The successful launch of Ethereum 2.0 Phase 0 in December has added to the optimism surrounding DeFi’s future. More innovative applications and economic models are expected to emerge in the coming year.
2020 was the year DeFi proved its potential; 2021 is likely to bring even more surprises and developments.
Frequently Asked Questions
What is liquidity mining?
Liquidity mining is a process where users provide liquidity to a DeFi protocol in exchange for rewards, typically in the form of governance tokens. This model helps bootstrap network participation and decentralize ownership.
Why are governance tokens important?
Governance tokens allow holders to vote on proposals and influence the future development of a protocol. They are a key component of decentralized decision-making and community-led innovation.
What are the biggest risks in DeFi?
Major risks include smart contract vulnerabilities, impermanent loss, regulatory uncertainty, and market volatility. It is essential to research thoroughly before participating in any DeFi project.
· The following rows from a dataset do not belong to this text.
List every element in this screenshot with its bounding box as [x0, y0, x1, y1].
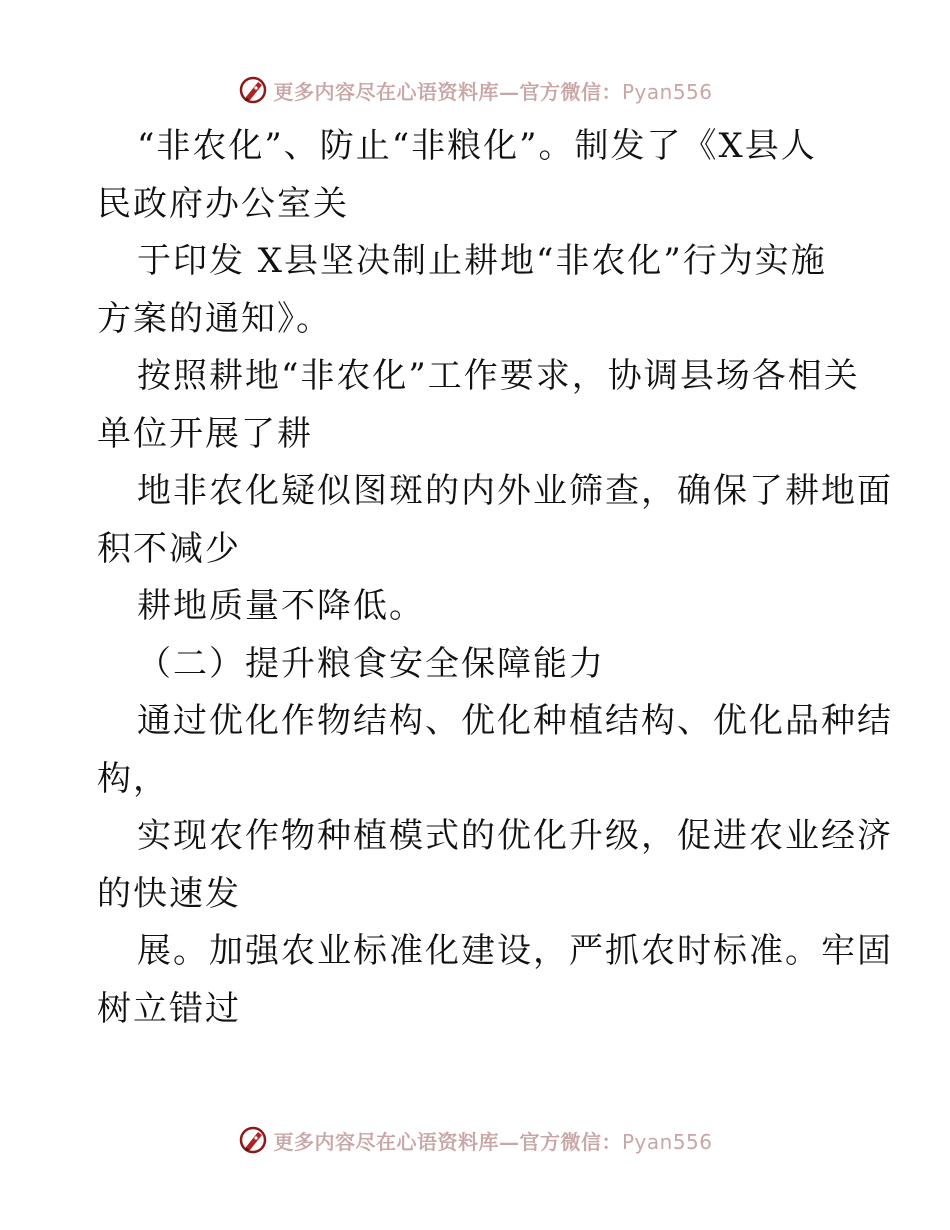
text-line: 于印发 X县坚决制止耕地“非农化”行为实施 — [137, 241, 827, 281]
text-line: 按照耕地“非农化”工作要求，协调县场各相关 — [137, 356, 860, 396]
text-line: 单位开展了耕 — [97, 413, 313, 454]
text-line: 树立错过 — [97, 988, 241, 1029]
pen-logo-icon — [237, 1124, 269, 1156]
text-line: 积不减少 — [97, 528, 241, 569]
text-line: “非农化”、防止“非粮化”。制发了《X县人 — [137, 126, 817, 166]
text-line: 展。加强农业标准化建设，严抓农时标准。牢固 — [137, 931, 893, 971]
section-heading: （二）提升粮食安全保障能力 — [137, 643, 605, 684]
header-wechat-id: Pyan556 — [621, 79, 713, 104]
document-body — [97, 118, 893, 1038]
text-line: 方案的通知》。 — [97, 298, 332, 339]
text-line: 的快速发 — [97, 873, 241, 914]
footer-banner-text — [273, 1126, 712, 1155]
header-banner-text — [273, 76, 712, 105]
footer-banner-label: 更多内容尽在心语资料库—官方微信： — [273, 1129, 622, 1154]
pen-logo-icon — [237, 74, 269, 106]
header-banner-label: 更多内容尽在心语资料库—官方微信： — [273, 79, 622, 104]
footer-wechat-id: Pyan556 — [621, 1129, 713, 1154]
text-line: 地非农化疑似图斑的内外业筛查，确保了耕地面 — [137, 471, 893, 511]
text-line: 通过优化作物结构、优化种植结构、优化品种结 — [137, 701, 893, 741]
text-line: 实现农作物种植模式的优化升级，促进农业经济 — [137, 816, 893, 856]
text-line: 民政府办公室关 — [97, 183, 349, 224]
header-banner — [0, 70, 950, 110]
text-line: 构， — [97, 758, 169, 799]
text-line: 耕地质量不降低。 — [137, 586, 425, 626]
footer-banner — [0, 1120, 950, 1160]
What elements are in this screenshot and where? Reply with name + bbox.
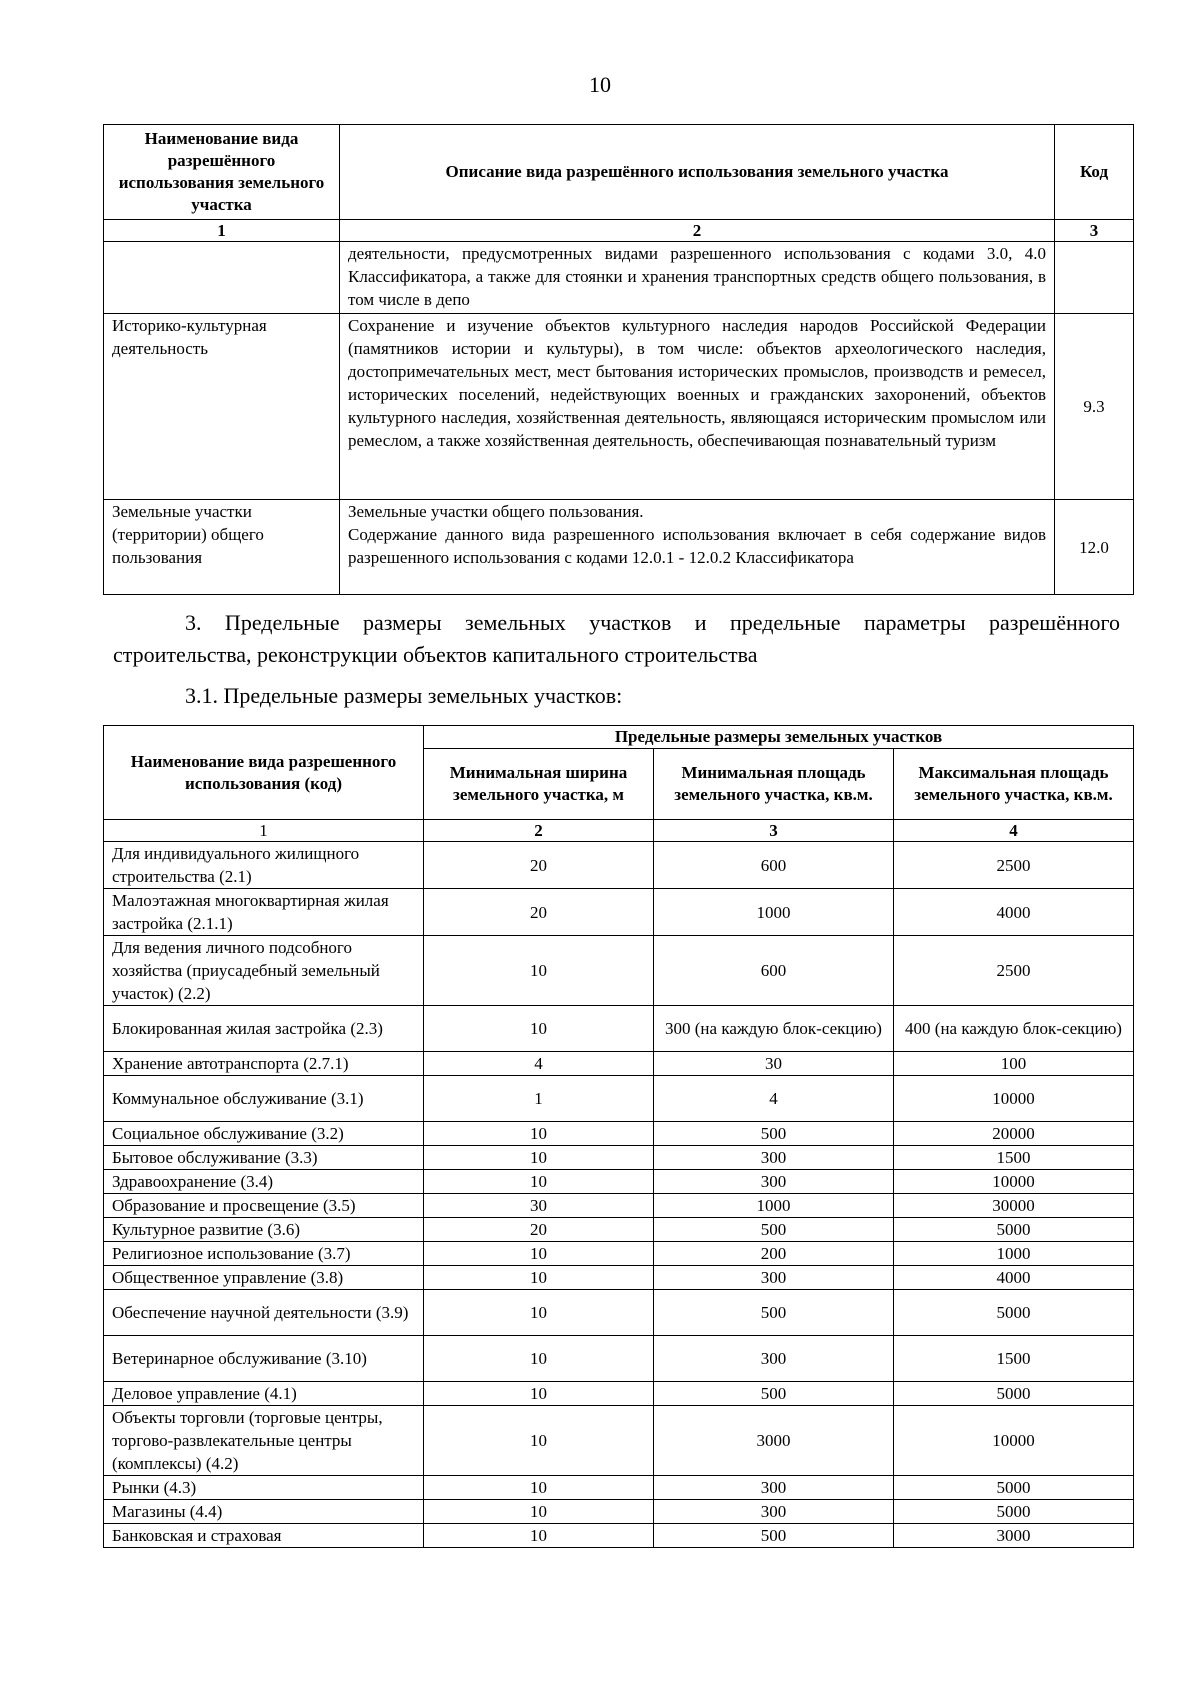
table-row bbox=[104, 842, 1134, 889]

How does Ethereum 2.0 affect DeFi?
Ethereum 2.0 aims to improve scalability, security, and sustainability through the introduction of proof-of-stake and sharding. These upgrades could significantly reduce transaction costs and improve user experience for DeFi applications.
What is yield farming?
Yield farming involves moving assets between different liquidity pools to maximize returns. Farmers often use complex strategies that involve multiple protocols and tokens.
Is DeFi insurance necessary?
As the value locked in DeFi grows, so does the incentive for attackers. Insurance products can help protect users against smart contract failures, hacks, and other unforeseen events. Anyone serious about DeFi should explore available coverage options.